KH.Ritaudin AZ,Kader Pagar Nusa Satu Komando, Memahami tatanan struktur organisasi adalah hal yang wajib.
KH.Ritaudin AZ,Kader Pagar Nusa Satu Komando, Memahami tatanan struktur organisasi adalah hal yang wajib.
MUARA TEBO - Dalam Rangka Pelaksanaan Wisuda Santri Gelombang II KH. Ritaudin AZ Berkesempatan Hadir Di malam Resepsi di pondok Pesantren Tanwirul Qulub Sumber Sari Rimbo Ulu, 30/04/2026.
Disampaikan KH. Ritaudin AZ,Dewan Pembina Pagar Nusa Cabang Tebo, Sebagai kader Pencak Silat Nahdlatul Ulama (PSNU) Pagar Nusa,memahami tatanan struktur organisasi adalah hal yang wajib. Pagar Nusa bukan sekadar organisasi pencak silat biasa, melainkan Badan Otonom (Banom) NU yang bertugas melestarikan warisan Wali Songo dan menjaga Nahdlatul Ulama.jelasnya.
Selanjutnya, poin-poin penting tatanan struktur organisasi Pagar Nusa yang harus di Pahami Pagar Nusa memiliki struktur berjenjang dari tingkat pusat hingga tingkat ranting (desa/kelurahan), yang mengikuti struktur Nahdlatul Ulama.
Pagar Nusa Mempunyai jajaran Dewan Pembina, Dewan Khos, dan Majelis Pendekar selebihnya Struktur Pagar Nusa tidak hanya terdiri dari ketua dan sekretaris, tetapi juga memiliki unsur penasihat spiritual dan teknis yang sangat penting.imbuhnya.
Kemudian,Dewan Pembina adalah Tokoh yang membina organisasi,Dewan Khos adalah Ulama sepuh NU yang memberikan arahan spiritual dan Majelis Pendekar Ahli silat/pendekar yang membidangi pengembangan teknis pencak silat.
Pagar Nusa adalah organisasi kader, bukan sekadar organisasi massa. Artinya, setiap anggota harus melalui proses kaderisasi memiliki militansi yang tinggi, dan satu komando menjaga NU serta NKRI.
Pimpinan Pusat (PP): Tingkat Nasional,Pimpinan Wilayah (PW): Tingkat Provinsi,Pimpinan Cabang (PC): Tingkat Kabupaten/Kota.,Pimpinan Anak Cabang (PAC): Tingkat Kecamatan,Pimpinan Ranting (PR): Tingkat Desa/Kelurahan,Pimpinan Rayon (PR): Tingkat Sekolah/Pondok .

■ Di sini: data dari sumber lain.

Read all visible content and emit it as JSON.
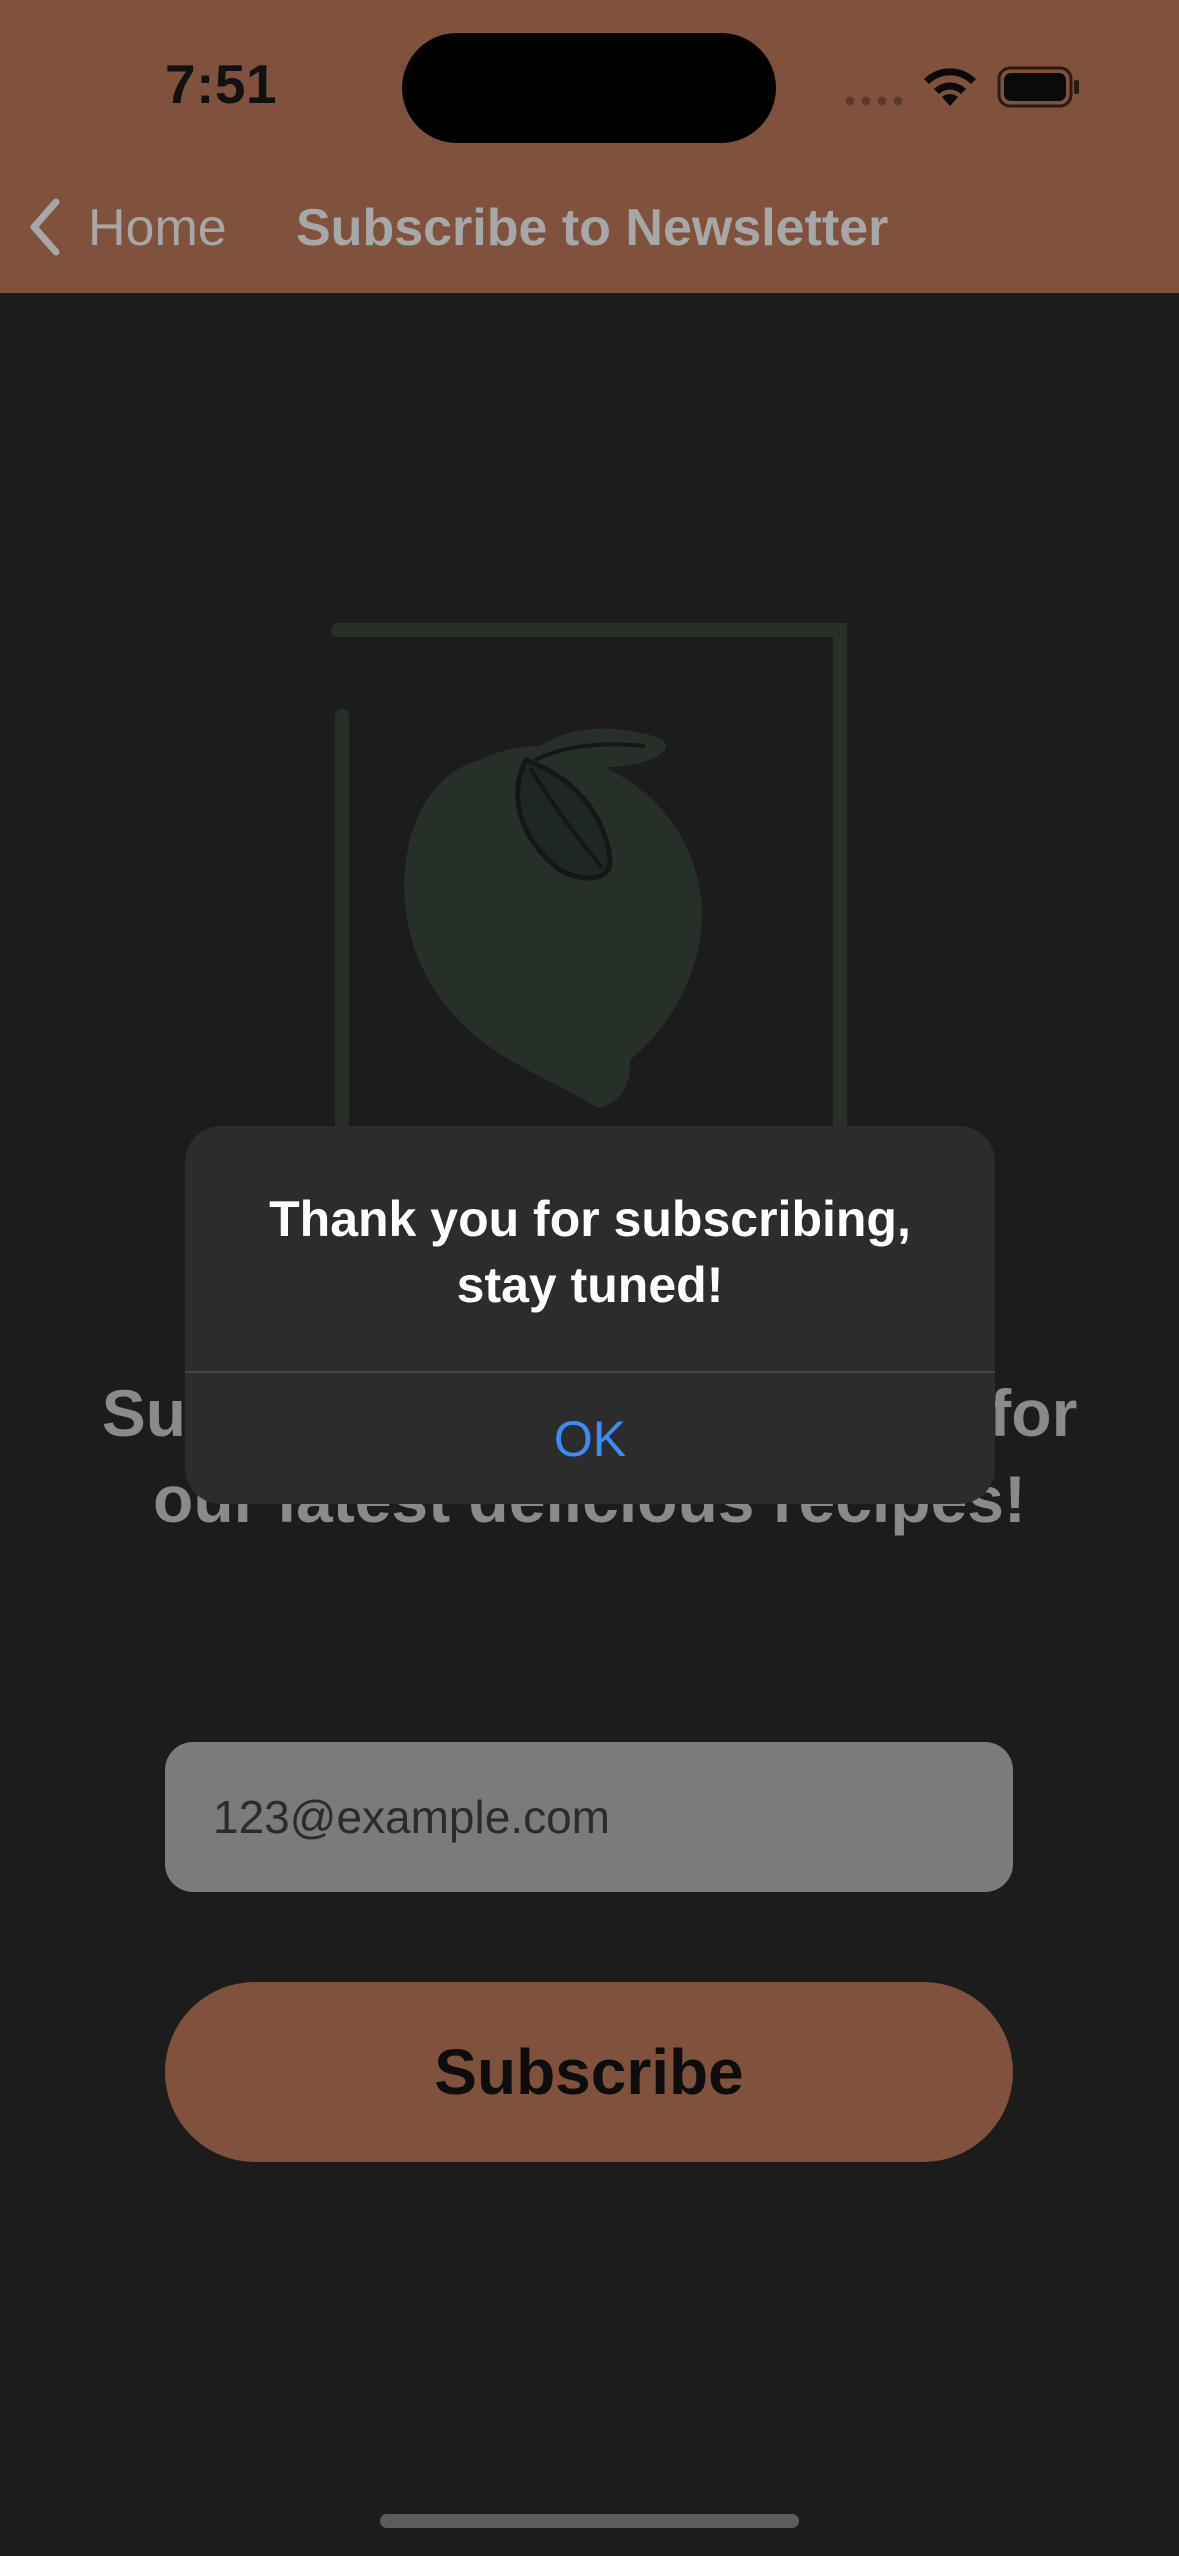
{
  "status_bar": {
    "time": "7:51"
  },
  "nav": {
    "back_label": "Home",
    "title": "Subscribe to Newsletter"
  },
  "main": {
    "headline": "Subscribe to our newsletter for our latest delicious recipes!",
    "email_value": "123@example.com",
    "subscribe_label": "Subscribe"
  },
  "alert": {
    "message": "Thank you for subscribing, stay tuned!",
    "ok_label": "OK"
  },
  "icons": {
    "back": "chevron-left-icon",
    "wifi": "wifi-icon",
    "battery": "battery-icon",
    "signal": "cellular-signal-icon",
    "hero": "lemon-illustration"
  },
  "colors": {
    "header": "#80513d",
    "background": "#1c1c1c",
    "accent_button": "#80513d",
    "alert_action": "#3d8cf6",
    "illustration": "#263029"
  }
}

Sistem Pengambilan Keputusan.
Tatanan permusyawaratan dalam Pagar Nusa meliputi: Kongres Kekuasaan tertinggi,Rapat Kerja Nasional (Rakernas): Rapat kerja tingkat pusat,Musyawarah di setiap tingkatan: Keputusan diambil dengan cara musyawarah bersama seluruh pengurus, pelatih, dan pembina.
Prinsip Dasar adalah Amaliah NU Kader harus mengamalkan ajaran Ahlussunnah wal Jamaah An-Nahdliyah dan Wajib Satu Komando Kepatuhan terhadap garis instruksi organisasi sangat penting, Kader yang memahami struktur ini akan lebih tertib dalam berorganisasi dan mampu menjalankan tugas untuk menjaga kedaulatan NKRI dan NU. Tutupnya (TIM).